The American Creationists, those folk who believe that the earth was created in 6 days, 6000 years ago, have fought long and hard to get their beliefs included in the science curricula of state-funded schools in the USA. Thus far, they have met with little success. A recent tactic is to claim that Charles Darwin's theory of evolution through natural selection is morally pernicious and should not be fodder for young minds. “Darwin to Hitler” is the new mantra, and it is being pushed non-stop in the mega-churches of the nation.
Making their case, the Creationists at once focus on Darwin's great German supporter, evolutionary morphologist Ernst Haeckel, and argue that he stood in the tradition of Darwin and it was he who fashioned evolutionary thinking into a foundation on which National Socialism could be erected. Nor are the Creationists without supporters in this accusation.

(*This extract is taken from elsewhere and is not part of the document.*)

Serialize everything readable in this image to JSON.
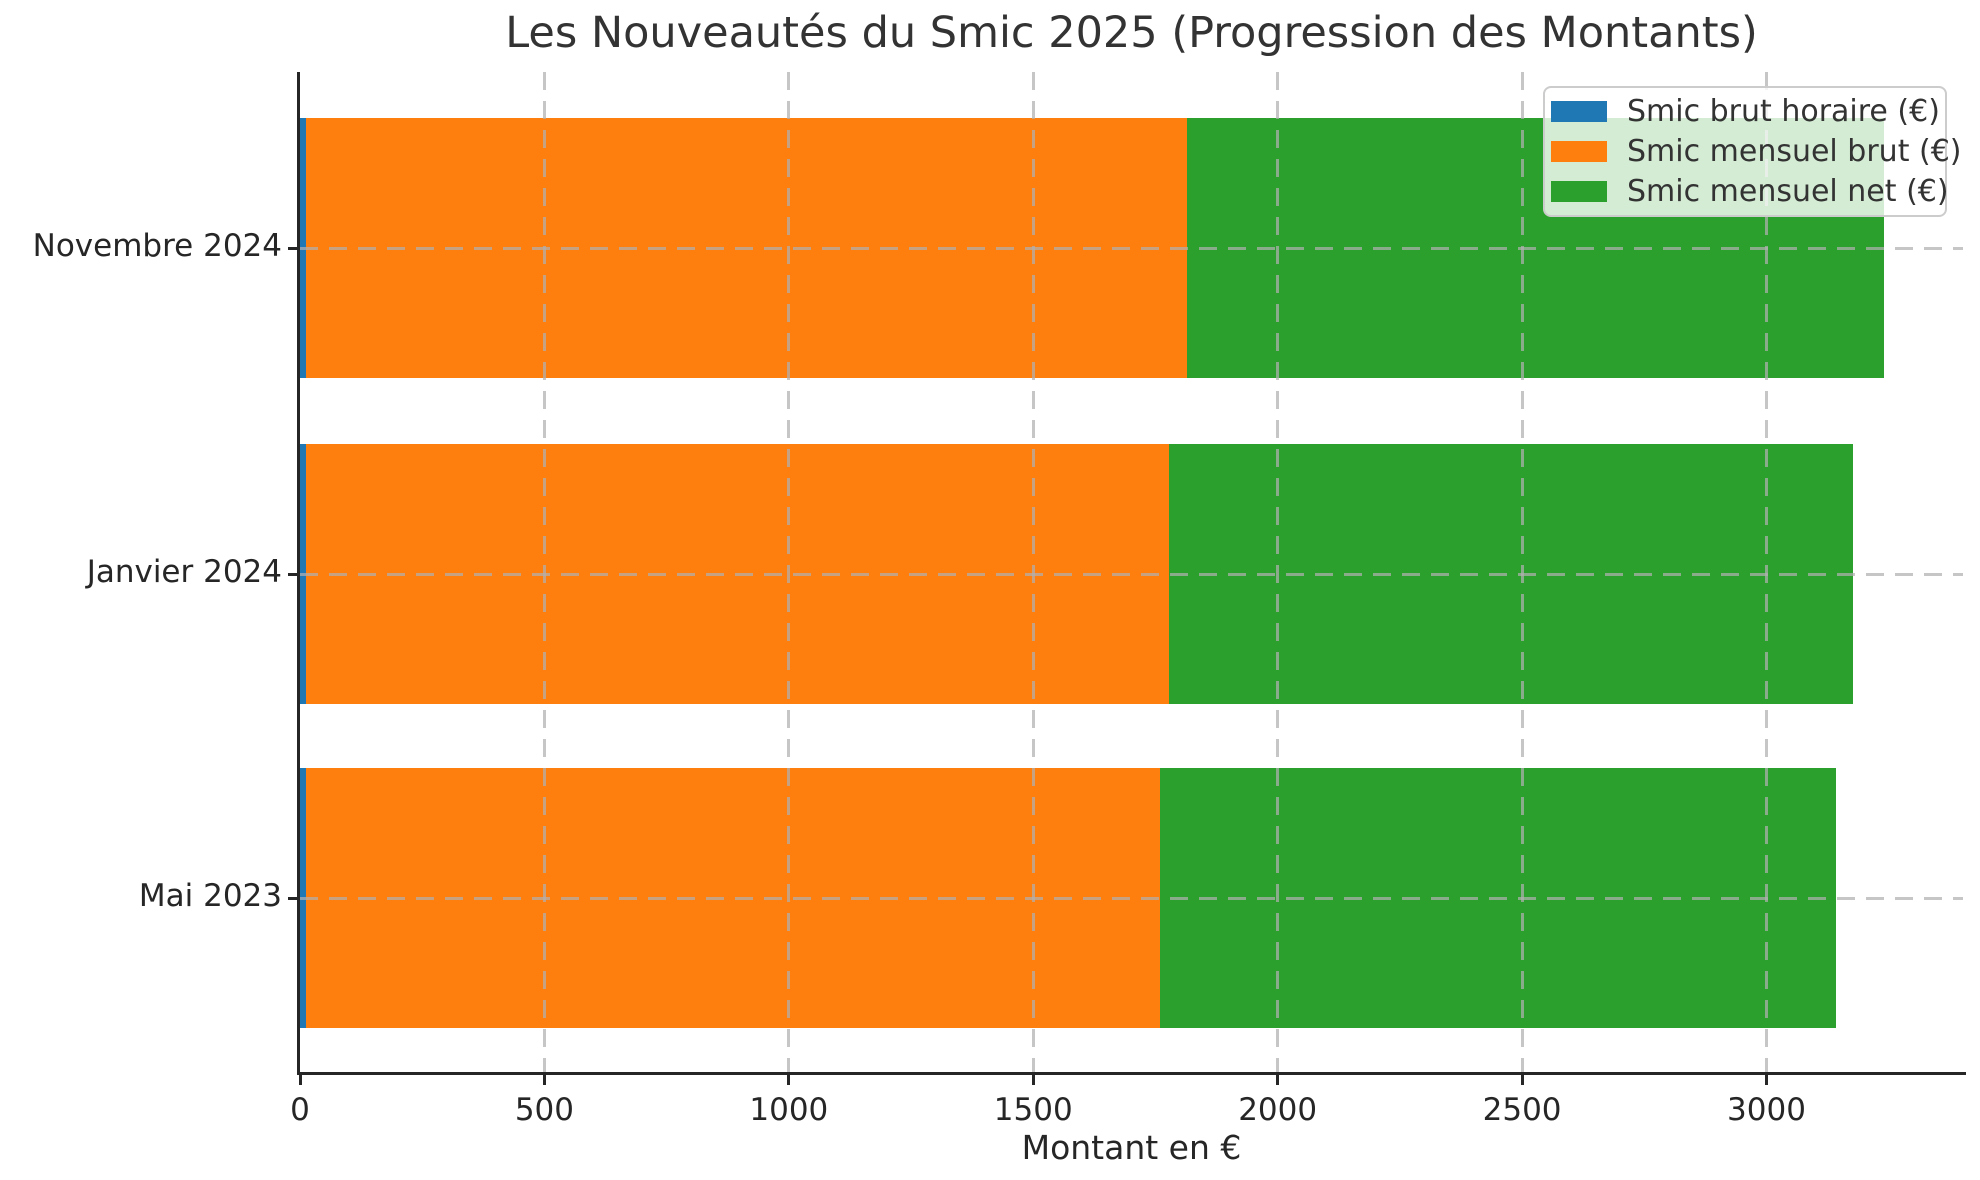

Some prominent evolutionists have levelled much the same charge: that Haeckel was a racist, a lousy scientist, and a fraud to boot.
Haeckel has now, however, found his champion in historian Robert J Richards who sets out to change forever the general perception of this man, whom he regards as one of the greatest in the history of the life sciences. Haeckel was born in 1834 in Prussia. He trained as a medical doctor, but always the life of pure science beckoned and soon he was studying minute sea organisms, from the first producing detailed studies of morphology and taxonomy, using his talent as an artist to provide full and detailed illustrations.